Nativity, Historicity and Atheistic Simplification

Over the years, I grew to respect Christopher Hitchens, and was very much affected when he died.

Kevin Moss | 21:15, 23rd December 2013

It is an intriguing dilemma when one finds so much to value in a person, whilst utterly rejecting his or her polemic.  For example, I found his final work 'Mortality' honest and compelling in many respects.

Byzantine Mosaic of Mary and Joseph registering for the Census, c1315But that does not mean that I agreed with him when he was wrong, and to be fair he demonstrated a somewhat unerring instinct for error whenever he put his hand to treating with the biblical accounts.

Hitchens, true to form, takes a pop at the Gospel narrative (Luke 2) which deals with the chronological and geographical context for the birth of Christ at Bethlehem, concluding "This is, all of it, quite evidently, a garbled and oral-based reconstruction undertaken some considerable time after the 'fact'."  (2007, God is Not Great, p 112).  Clearly, at this time of the year, the matter is not of insignificance for Christians as we remember the coming of Immanuel, God with us.  There is little benefit to anyone in embracing a mythology which either floats entirely free of real history, or instead plays fast and loose with the known facts.

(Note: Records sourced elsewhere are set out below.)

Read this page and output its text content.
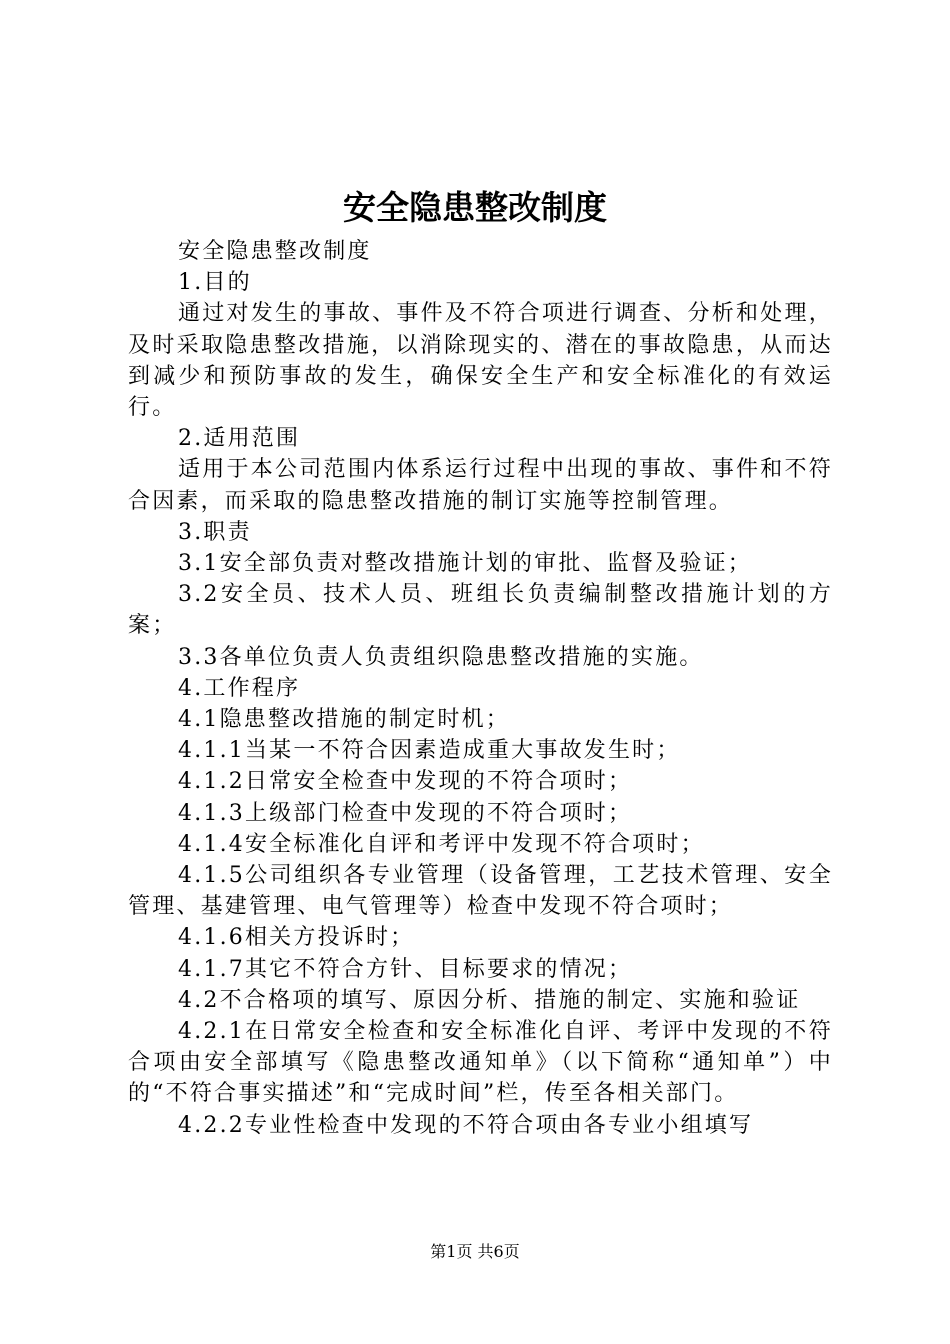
安全隐患整改制度

安全隐患整改制度

1.目的

通过对发生的事故、事件及不符合项进行调查、分析和处理，及时采取隐患整改措施，以消除现实的、潜在的事故隐患，从而达到减少和预防事故的发生，确保安全生产和安全标准化的有效运行。

2.适用范围

适用于本公司范围内体系运行过程中出现的事故、事件和不符合因素，而采取的隐患整改措施的制订实施等控制管理。

3.职责

3.1安全部负责对整改措施计划的审批、监督及验证；

3.2安全员、技术人员、班组长负责编制整改措施计划的方案；

3.3各单位负责人负责组织隐患整改措施的实施。

4.工作程序

4.1隐患整改措施的制定时机；

4.1.1当某一不符合因素造成重大事故发生时；

4.1.2日常安全检查中发现的不符合项时；

4.1.3上级部门检查中发现的不符合项时；

4.1.4安全标准化自评和考评中发现不符合项时；

4.1.5公司组织各专业管理（设备管理，工艺技术管理、安全管理、基建管理、电气管理等）检查中发现不符合项时；

4.1.6相关方投诉时；

4.1.7其它不符合方针、目标要求的情况；

4.2不合格项的填写、原因分析、措施的制定、实施和验证

4.2.1在日常安全检查和安全标准化自评、考评中发现的不符合项由安全部填写《隐患整改通知单》（以下简称“通知单”）中的“不符合事实描述”和“完成时间”栏，传至各相关部门。

4.2.2专业性检查中发现的不符合项由各专业小组填写

第1页 共6页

Of course, Hitchens is wrong on several levels – not that this fact will matter to many of the atheist faithful who will swallow such assertions whole without chewing them over first.  There is the simple dating issue firstly:  if we may reasonably establish a dating for the Book of Acts at around AD 62 (and we may), then clearly Luke's Gospel narrative must have been written earlier.  It therefore does not allow for the passage of time which Hitchens' criticism assumes.  But there is something even more critical going on here:  Luke is generally recognised as an assiduous and careful historian – if he provides a chronological context, then it’s not unreasonable to assume he has a good reason for it.  Especially when Luke himself refers to the later Census under Quirinius (AD 6) in Acts 5 – he is not confusing his dates.  In the Gospel account, Luke is referring to an event other than the Census in AD 6 – rather than simply confusing two events.

You would not realise this from Hitchens' polemic.  Nor would you from Richard Dawkins’ equivalent (2006, The God Delusion, p93).  Nor from Dan Barker (2008, Godless, p266).  The depressing thing is that the biblical scholar F. F. Bruce had dealt very effectively with this argument about dating as far back as 1943, forcing one to the conclusion that this particular cabal of atheists are not inclined to let the data get in the way of a bad argument.  One wonders just how much respect they actually have for their readership, if they expect them to swallow this stuff in a kind of credulous, unthinking manner  - or perhaps they genuinely believe that simply requoting each other’s flawed arguments suddenly makes them intellectually viable.

In fact, the most natural explanation for Quirinius’ role leading military expeditions in the eastern provinces prior to Christ’s birth, was that he did actually have some type of 'governor' role.  Luke very carefully uses a general Greek term to describe this role – and Luke is extremely specific in his use of titles.  We know that Herod died in 4 BC, by which time Jesus would have been born, allowing for an earlier census to have taken place.  We know that Emperor Augustus placed a great deal of confidence in Quirinius, and a Latin inscription discovered in 1764 tells us that he served as governor of Syria on two separate occasions.

The good news of Christmas, is that the God of eternity breaks into human history, in the real, physical person of Jesus of Nazareth.  It's a historical event, not some loosely reconstructed mythology – and where Luke touches on the actual events, we may quite reasonably rely on his narrative.